Importing & Ingestion
Part of the rustledger roadmap. This is the engine room of bet #2 — make ingestion painless.
For plain-text accounting, the ledger format is the easy part; the friction is getting bank data in and trusting that it's complete and correct. The shipped baseline already covers the mechanics — rledger extract with importers.toml profiles, sandboxed WASM importers, rule-based + Naive-Bayes categorization, and balance-directive generation. What's left is making it work out of the box for common cases and earn trust that nothing was missed.
Guiding principles: local-first (no data leaves the machine unless the user opts in), declarative (banks described by data, not code), and trust-building (surface uncertainty rather than silently importing).
Now / In progress
The clear next steps, building directly on the shipped pipeline.

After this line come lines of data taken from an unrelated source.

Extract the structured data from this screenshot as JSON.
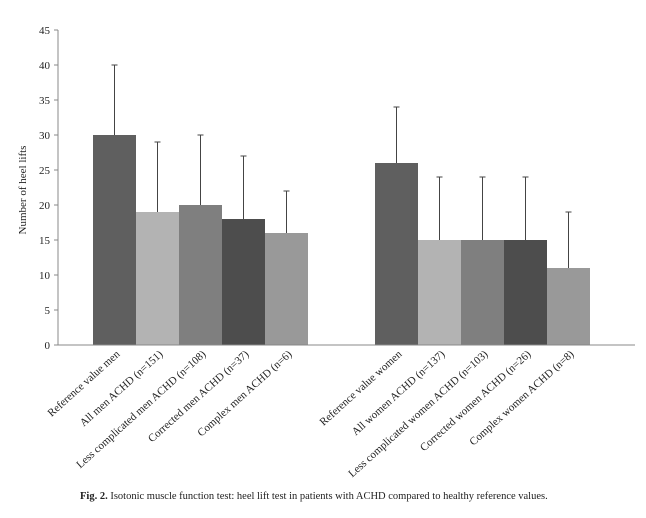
{
  "chart_data": {
    "type": "bar",
    "ylabel": "Number of heel lifts",
    "xlabel": "",
    "ylim": [
      0,
      45
    ],
    "yticks": [
      0,
      5,
      10,
      15,
      20,
      25,
      30,
      35,
      40,
      45
    ],
    "grid": false,
    "legend": "none",
    "groups": [
      {
        "bars": [
          {
            "label": "Reference value men",
            "value": 30,
            "error": 10,
            "color": "#5f5f5f"
          },
          {
            "label": "All men ACHD (n=151)",
            "value": 19,
            "error": 10,
            "color": "#b3b3b3"
          },
          {
            "label": "Less complicated men ACHD (n=108)",
            "value": 20,
            "error": 10,
            "color": "#7f7f7f"
          },
          {
            "label": "Corrected men ACHD (n=37)",
            "value": 18,
            "error": 9,
            "color": "#4d4d4d"
          },
          {
            "label": "Complex men ACHD (n=6)",
            "value": 16,
            "error": 6,
            "color": "#999999"
          }
        ]
      },
      {
        "bars": [
          {
            "label": "Reference value women",
            "value": 26,
            "error": 8,
            "color": "#5f5f5f"
          },
          {
            "label": "All women ACHD (n=137)",
            "value": 15,
            "error": 9,
            "color": "#b3b3b3"
          },
          {
            "label": "Less complicated women ACHD (n=103)",
            "value": 15,
            "error": 9,
            "color": "#7f7f7f"
          },
          {
            "label": "Corrected women ACHD (n=26)",
            "value": 15,
            "error": 9,
            "color": "#4d4d4d"
          },
          {
            "label": "Complex women ACHD (n=8)",
            "value": 11,
            "error": 8,
            "color": "#999999"
          }
        ]
      }
    ]
  },
  "caption": {
    "label": "Fig. 2.",
    "text": "Isotonic muscle function test: heel lift test in patients with ACHD compared to healthy reference values."
  }
}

| Item | Why it matters | Approach |
|---|---|---|
| Declarative institution profiles | Per-user CSV column-mapping is the #1 setup friction. | A profile loader: a bank described by its source format (CSV/OFX layout), date/amount conventions, and default categorization rules — so a known bank "just works". Ships with built-in profiles for the most common US institutions on top of the loader. |
| Automatic balance extraction | --balance exists but the amount is hand-typed, so the assertion only catches your typos, not import gaps. | Pull the statement's opening/closing balance during extraction and compare it against the computed ledger balance; emit a diagnostic on mismatch. This is what turns importing from "hope it's complete" into "proven complete". |
| Online-learning categorization | The model trains once on the existing ledger and never improves from use. | Feed accept/correct decisions back into the Naive-Bayes model so suggestions get better the more you import. |
Next
Well-scoped, but sequenced behind the items above.
| Item | Why it matters | Approach |
|---|---|---|
| Reconciliation / review UX | Imports need a confirmation step, not blind trust. | A per-account, per-period view: opening/closing balances, what each source agrees on, and a queue to resolve mismatches before they hit the ledger. Pairs with balance extraction. |
| Bank-API sync (SimpleFIN first) | CSV/PDF is manual and lossy; an API is the difference between weekly chores and continuous. | Start with SimpleFIN (open protocol, low cost, no per-bank engineering). Plaid/Teller as optional, user-keyed backends behind the same interface later. Strictly opt-in. |
| Recurring / expected-transaction detection | Plain-text accounting silently omits what's missing; nobody notices a skipped paycheck import. | Let users declare expected recurring entries (rent, salary) and alert when an expected transaction doesn't show up — catches gaps the balance check can't. |
| Multi-source matching | Once there are two sources (CSV + API, or statement + export), naive dedup produces doubles or drops. | Match on amount + a date window with field-level scoring and a confidence output, producing match groups rather than binary yes/no. Feeds the review queue rather than auto-resolving. |
| Community importer registry | Every user re-deriving the same bank profile is wasted effort. | A shareable registry of importers.toml profiles, with automated tests against sample data so a contributed profile is verifiably correct before others rely on it. |
| PDF statement extraction | Many institutions only provide PDFs. | A local-first pipeline (text or OCR → layout/table detection → parse) with a declarative parser registry keyed by statement format. Local OCR by default; see below for the cloud escape hatch. |
Exploring / Later
Genuinely uncertain — pursued only if the simpler items above prove insufficient and there's real demand.
| Item | Open question |
|---|---|
| Opt-in cloud / LLM extraction fallback | For PDF pages local extraction can't parse confidently, a user-chosen cloud Document-AI or vision-LLM pass. The whole point is local-first, so this stays strictly opt-in and per-document — is the accuracy gain worth introducing a network dependency at all? |
| LLM-assisted categorization | An MCP-driven account suggestion for what rules + ML leave uncategorized. Useful, but only if it beats the (free, local, private) statistical model often enough to justify the dependency. |
| Long-term source archive | An append-only, content-hash-keyed store of original statements with extraction history — valuable for audit and re-extraction. The detailed design (storage, integrity, any regulatory framing) lives in import-architecture.md; it's deliberately not committed roadmap until there's a concrete user need. |
Shipped import features (trait system, CSV/OFX importers, auto-inference, the rustledger-ops crate, rules engine + merchant dictionary, fingerprinting/dedup, ML categorization, WASM plugins, balance-directive generation): see the CHANGELOG. Detailed design notes: import-architecture.md.